Em sua pesquisa de doutorado, a antropóloga Ana Paula Marcelino da Silva convive com cerca de 40 idosos de um abrigo em uma cidade no interior de Pernambuco. O abrigo ocupa um prédio histórico e é administrado pela igreja católica. Mas também conta com o suporte de instituições do Estado, como o Ministério Público e a prefeitura local, e recebe apoio de empresas privadas localizadas na região.
Além de tentar entender como moradoras e moradores do abrigo lidam com o envelhecimento e com questões a ele relacionadas, Ana Paula também observa as relações entre essas pessoas e os agentes externos. Em algumas situações, presenciou visitas de representantes do poder público e da iniciativa privada ao abrigo.

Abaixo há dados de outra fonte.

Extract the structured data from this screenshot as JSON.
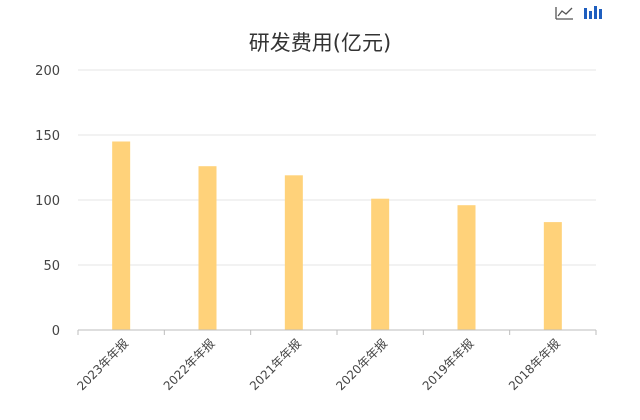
{
  "toolbar": {
    "icons": [
      "line-chart-icon",
      "bar-chart-icon"
    ],
    "accent": "#1f5fbf"
  },
  "chart_data": {
    "type": "bar",
    "title": "研发费用(亿元)",
    "categories": [
      "2023年年报",
      "2022年年报",
      "2021年年报",
      "2020年年报",
      "2019年年报",
      "2018年年报"
    ],
    "series": [
      {
        "values": [
          145,
          126,
          119,
          101,
          96,
          83
        ],
        "color": "#ffd27a"
      }
    ],
    "ylim": [
      0,
      200
    ],
    "yticks": [
      0,
      50,
      100,
      150,
      200
    ],
    "grid": true,
    "legend": "none"
  }
}
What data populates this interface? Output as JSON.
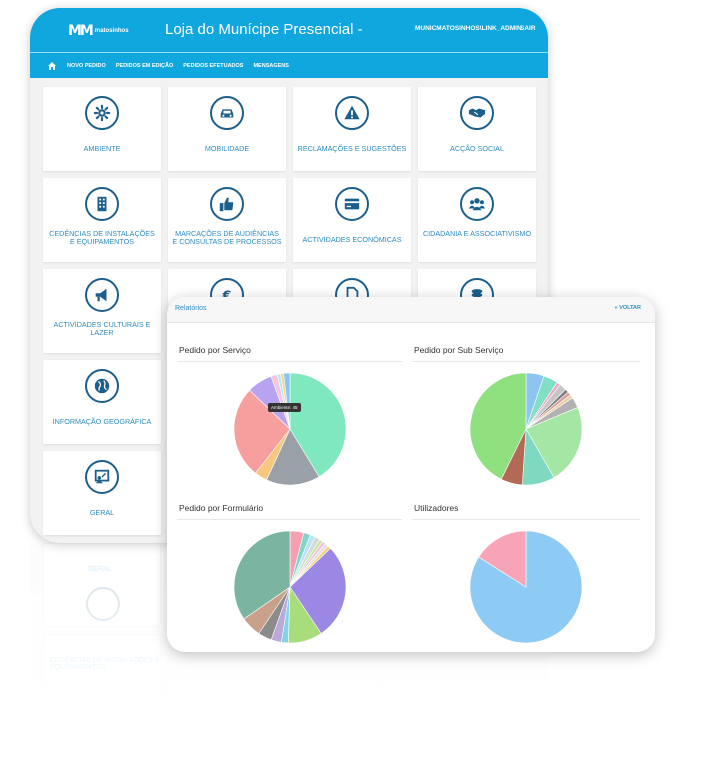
{
  "header": {
    "logo_mark": "MM",
    "logo_text": "matosinhos",
    "title": "Loja do Munícipe Presencial -",
    "user": "MUNICMATOSINHOS\\LINK_ADMIN",
    "logout": "SAIR"
  },
  "nav": {
    "home_icon": "home-icon",
    "items": [
      "NOVO PEDIDO",
      "PEDIDOS EM EDIÇÃO",
      "PEDIDOS EFETUADOS",
      "MENSAGENS"
    ]
  },
  "tiles": [
    {
      "label": "AMBIENTE",
      "icon": "gear-icon"
    },
    {
      "label": "MOBILIDADE",
      "icon": "car-icon"
    },
    {
      "label": "RECLAMAÇÕES E SUGESTÕES",
      "icon": "warning-icon"
    },
    {
      "label": "ACÇÃO SOCIAL",
      "icon": "handshake-icon"
    },
    {
      "label": "CEDÊNCIAS DE INSTALAÇÕES E EQUIPAMENTOS",
      "icon": "building-icon"
    },
    {
      "label": "MARCAÇÕES DE AUDIÊNCIAS E CONSULTAS DE PROCESSOS",
      "icon": "thumbs-up-icon"
    },
    {
      "label": "ACTIVIDADES ECONÓMICAS",
      "icon": "credit-card-icon"
    },
    {
      "label": "CIDADANIA E ASSOCIATIVISMO",
      "icon": "users-icon"
    },
    {
      "label": "ACTIVIDADES CULTURAIS E LAZER",
      "icon": "megaphone-icon"
    },
    {
      "label": "",
      "icon": "euro-icon"
    },
    {
      "label": "",
      "icon": "document-icon"
    },
    {
      "label": "",
      "icon": "coins-icon"
    },
    {
      "label": "INFORMAÇÃO GEOGRÁFICA",
      "icon": "globe-icon"
    },
    {
      "label": "GERAL",
      "icon": "presentation-icon"
    }
  ],
  "reports": {
    "title": "Relatórios",
    "back": "« VOLTAR",
    "tooltip": "Ambiente: 45",
    "panels": [
      {
        "title": "Pedido por Serviço"
      },
      {
        "title": "Pedido por Sub Serviço"
      },
      {
        "title": "Pedido por Formulário"
      },
      {
        "title": "Utilizadores"
      }
    ]
  },
  "chart_data": [
    {
      "type": "pie",
      "title": "Pedido por Serviço",
      "categories": [
        "Ambiente",
        "",
        "",
        "",
        "",
        "",
        "",
        "",
        ""
      ],
      "values": [
        45,
        17,
        4,
        29,
        8,
        2,
        1,
        1,
        2
      ],
      "colors": [
        "#7fe8be",
        "#9aa0a8",
        "#f8c77e",
        "#f79f9f",
        "#b8a3f1",
        "#f2c6dc",
        "#b7e7f0",
        "#f7d78e",
        "#89c5f0"
      ]
    },
    {
      "type": "pie",
      "title": "Pedido por Sub Serviço",
      "categories": [
        "",
        "",
        "",
        "",
        "",
        "",
        "",
        "",
        "",
        "",
        "",
        ""
      ],
      "values": [
        5,
        4,
        1,
        2,
        1,
        1,
        1,
        3,
        22,
        9,
        6,
        41
      ],
      "colors": [
        "#8cc6f0",
        "#7fe0c5",
        "#f3a7c9",
        "#c6c6c6",
        "#7d7d7d",
        "#d69e9e",
        "#e7d1a3",
        "#b2b2b2",
        "#a4e6a4",
        "#7fd9c0",
        "#b26a56",
        "#8fe07e"
      ]
    },
    {
      "type": "pie",
      "title": "Pedido por Formulário",
      "categories": [
        "",
        "",
        "",
        "",
        "",
        "",
        "",
        "",
        "",
        "",
        "",
        "",
        "",
        "",
        ""
      ],
      "values": [
        4,
        2,
        1.5,
        1.5,
        1,
        1,
        1,
        1,
        28,
        10,
        2,
        3,
        4,
        6,
        35
      ],
      "colors": [
        "#f4a0b0",
        "#7fd6c9",
        "#b7e4f0",
        "#d9d9d9",
        "#c3e8a2",
        "#f2c2e0",
        "#e0e0e0",
        "#f3d07c",
        "#9b88e4",
        "#a9dd7b",
        "#7fd4e8",
        "#b9a8d8",
        "#8b8b8b",
        "#c9a089",
        "#7bb5a1"
      ]
    },
    {
      "type": "pie",
      "title": "Utilizadores",
      "categories": [
        "",
        ""
      ],
      "values": [
        84,
        16
      ],
      "colors": [
        "#8dcaf4",
        "#f7a4b6"
      ]
    }
  ]
}
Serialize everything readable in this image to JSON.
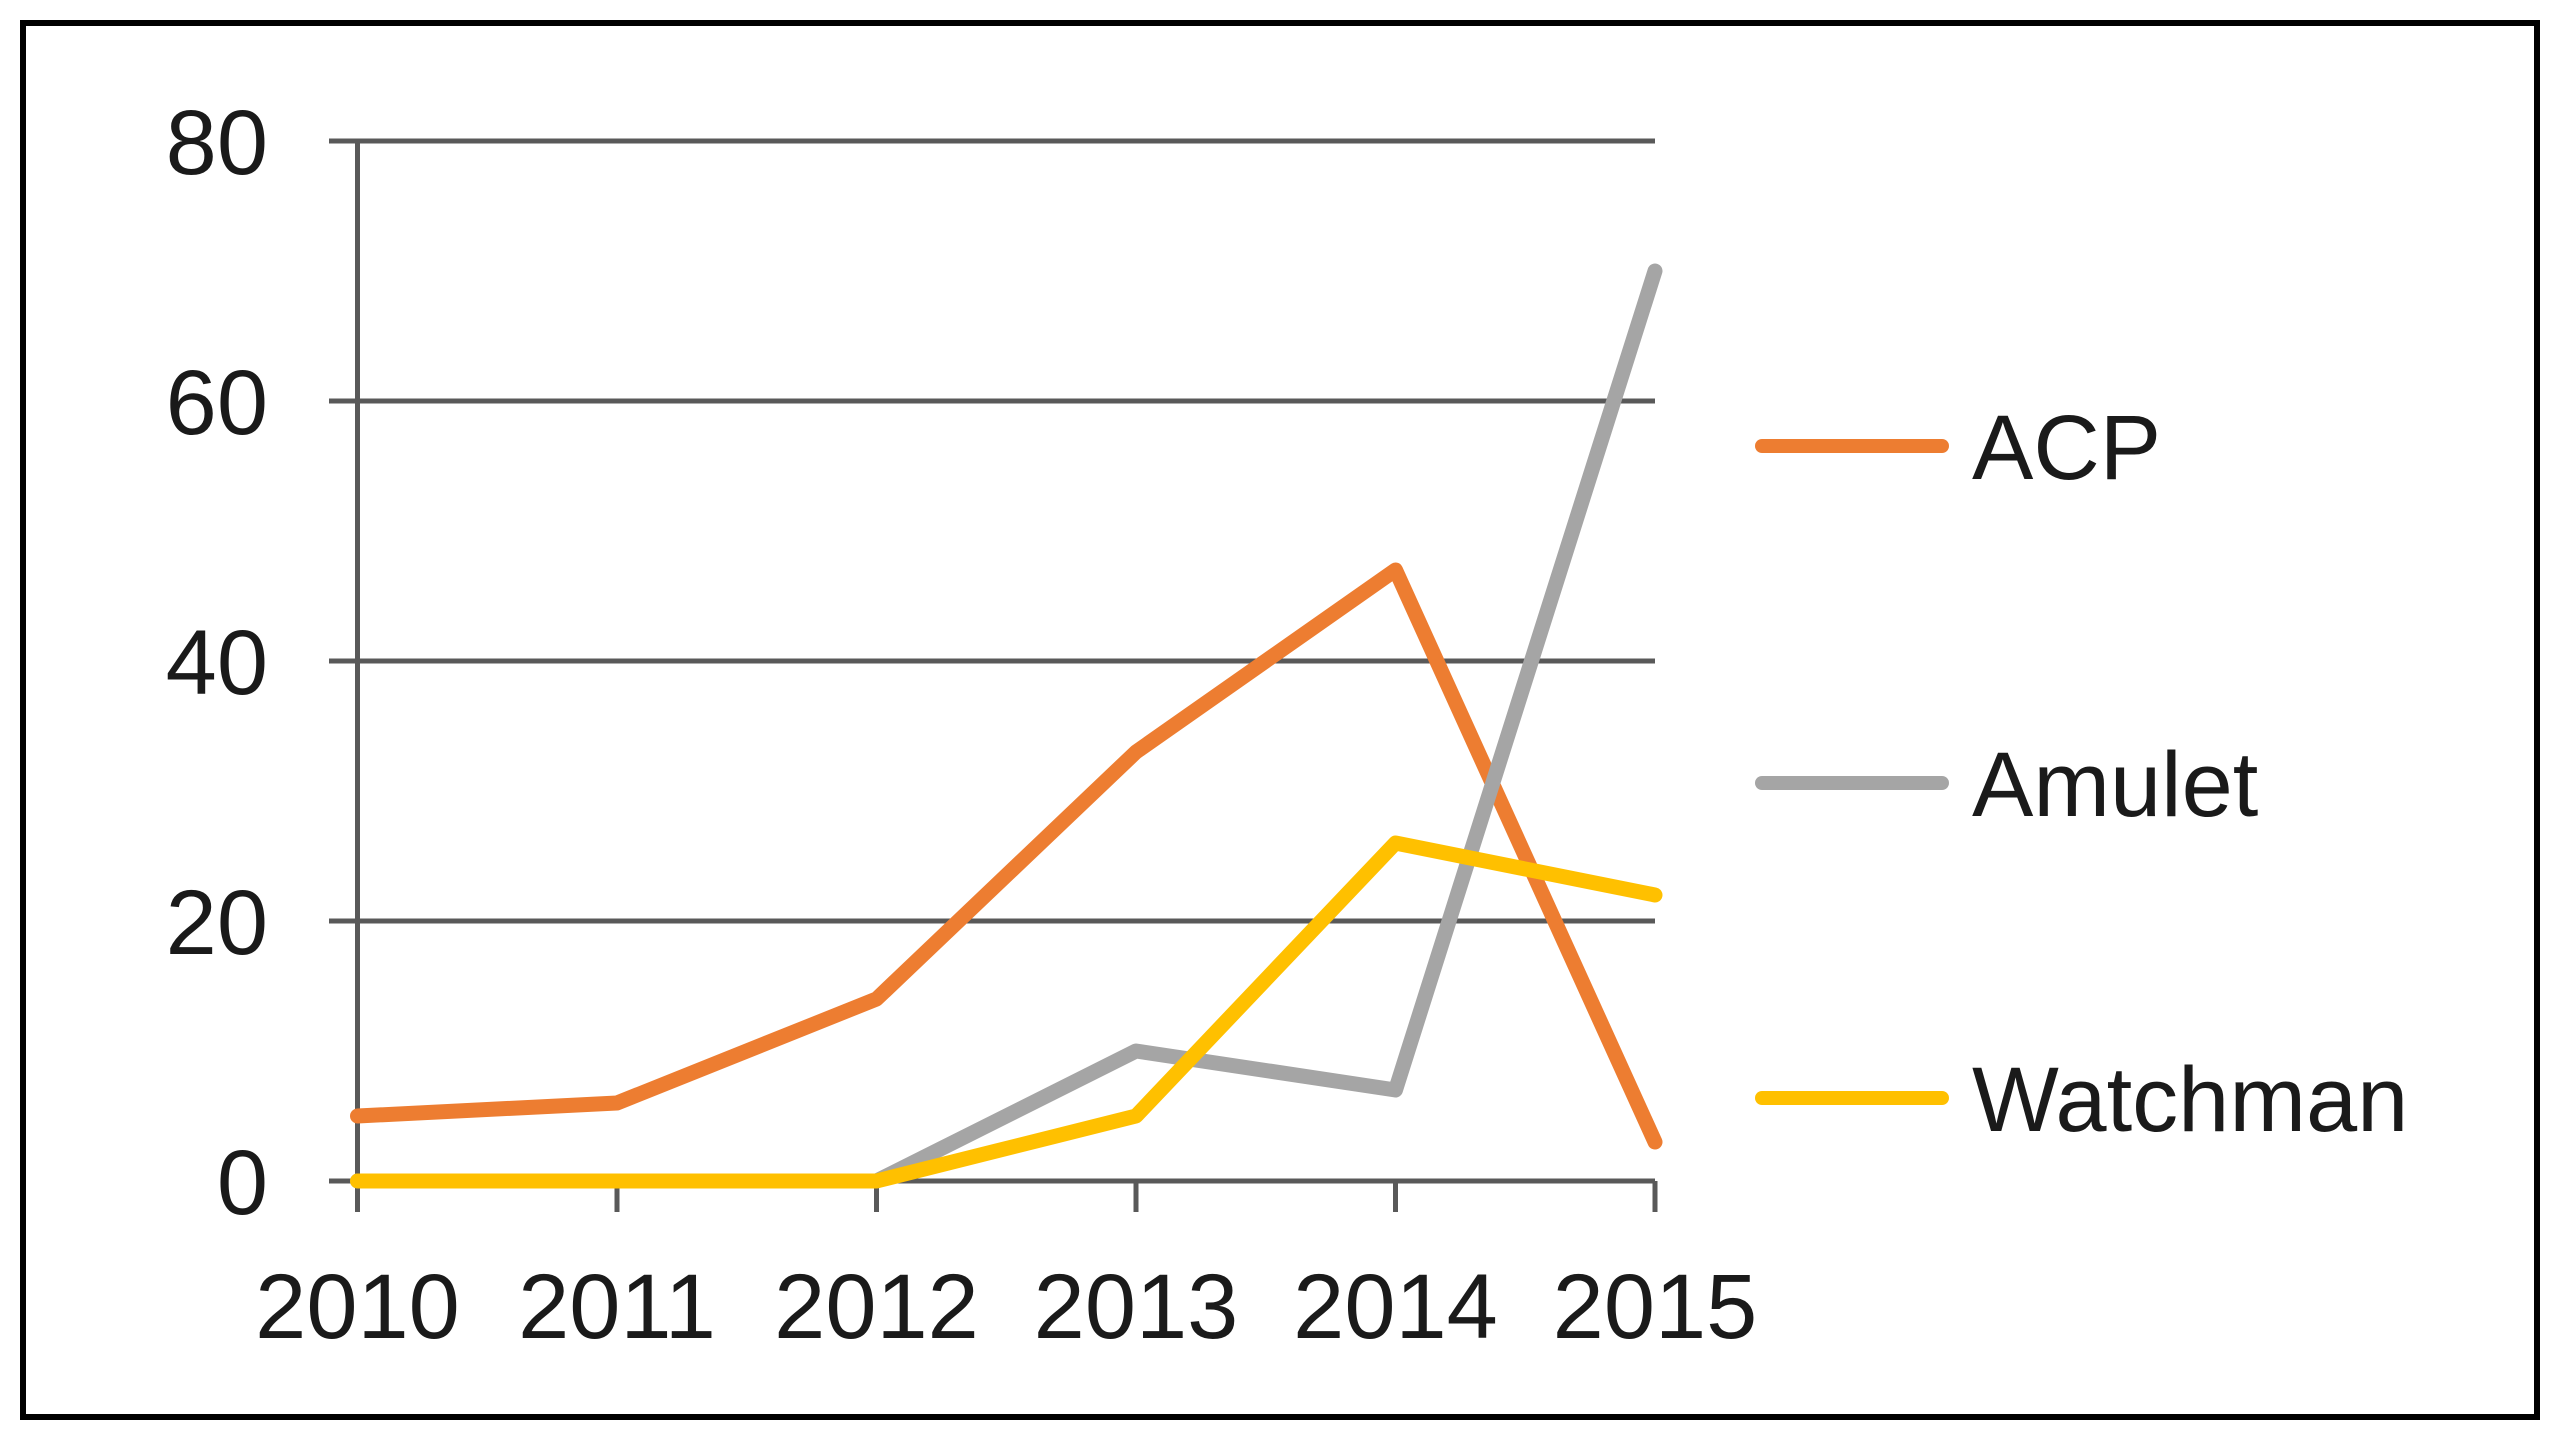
{
  "chart_data": {
    "type": "line",
    "categories": [
      "2010",
      "2011",
      "2012",
      "2013",
      "2014",
      "2015"
    ],
    "series": [
      {
        "name": "ACP",
        "color": "#ED7D31",
        "values": [
          5,
          6,
          14,
          33,
          47,
          3
        ]
      },
      {
        "name": "Amulet",
        "color": "#A5A5A5",
        "values": [
          0,
          0,
          0,
          10,
          7,
          70
        ]
      },
      {
        "name": "Watchman",
        "color": "#FFC000",
        "values": [
          0,
          0,
          0,
          5,
          26,
          22
        ]
      }
    ],
    "ylim": [
      0,
      80
    ],
    "yticks": [
      0,
      20,
      40,
      60,
      80
    ],
    "ytick_labels": [
      "0",
      "20",
      "40",
      "60",
      "80"
    ],
    "grid": true,
    "legend_position": "right",
    "legend_labels": [
      "ACP",
      "Amulet",
      "Watchman"
    ]
  },
  "colors": {
    "axis": "#595959",
    "text": "#1a1a1a",
    "frame_border": "#000000",
    "background": "#ffffff"
  }
}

Essas ocasiões foram marcadas por doações, sobretudo por parte das empresas, narra a antropóloga. Presentes e benefícios sendo entregues em momentos registrados com muitas fotos. ‘Esse povo veio aqui’ foi uma das falas dos moradores do abrigo captadas por Ana Paula durante ou após essas visitas.
Além de verificar uma certa disputa ‘religiosa’ – embora o local seja administrado por católicos, igrejas protestantes vão cada vez mais ao abrigo – , Ana Paula pôde observar o que ela chamou de ‘caridade instagramável’: a entrega de bens feita de forma festiva e muito bem documentada por equipes de comunicação. Junto a isso, verificou também que a demonstração de afeto dos doadores pelas pessoas que ali moram era mínima.
A reflexão da antropóloga em sua pesquisa, ainda em andamento, chama atenção para o que, afinal, pretendemos com a agenda ESG. É óbvio que os registros em fotos e vídeos são necessários, inclusive como uma prestação de contas à sociedade e aos acionistas. Por trás do ‘close’ existe, sim, um ‘corre’. Mas no meio de tudo isso há gente. Seja no viés ambiental, no social ou de governança.
A reflexão é válida sobretudo num momento em que algumas empresas estão pisando no freio na agenda ESG. Há algumas semanas, a Microsoft demitiu sua equipe dedicada à diversidade, equidade e inclusão (DEI), mostra a Época Negócios, supostamente por ‘mudanças nas necessidades de negócios’. Não foi a única. Nem será a última. O que é bastante preocupante.
O lucro financeiro é parte de qualquer negócio, e isso é válido. Mas não se pode esquecer outros ‘lucros’ que vão além do valor das ações. O ESG pressupõe transformação. Senão, é só ‘caridade instagramável’.
Resta saber por quanto tempo as pessoas vão continuar acreditando nos ‘closes’.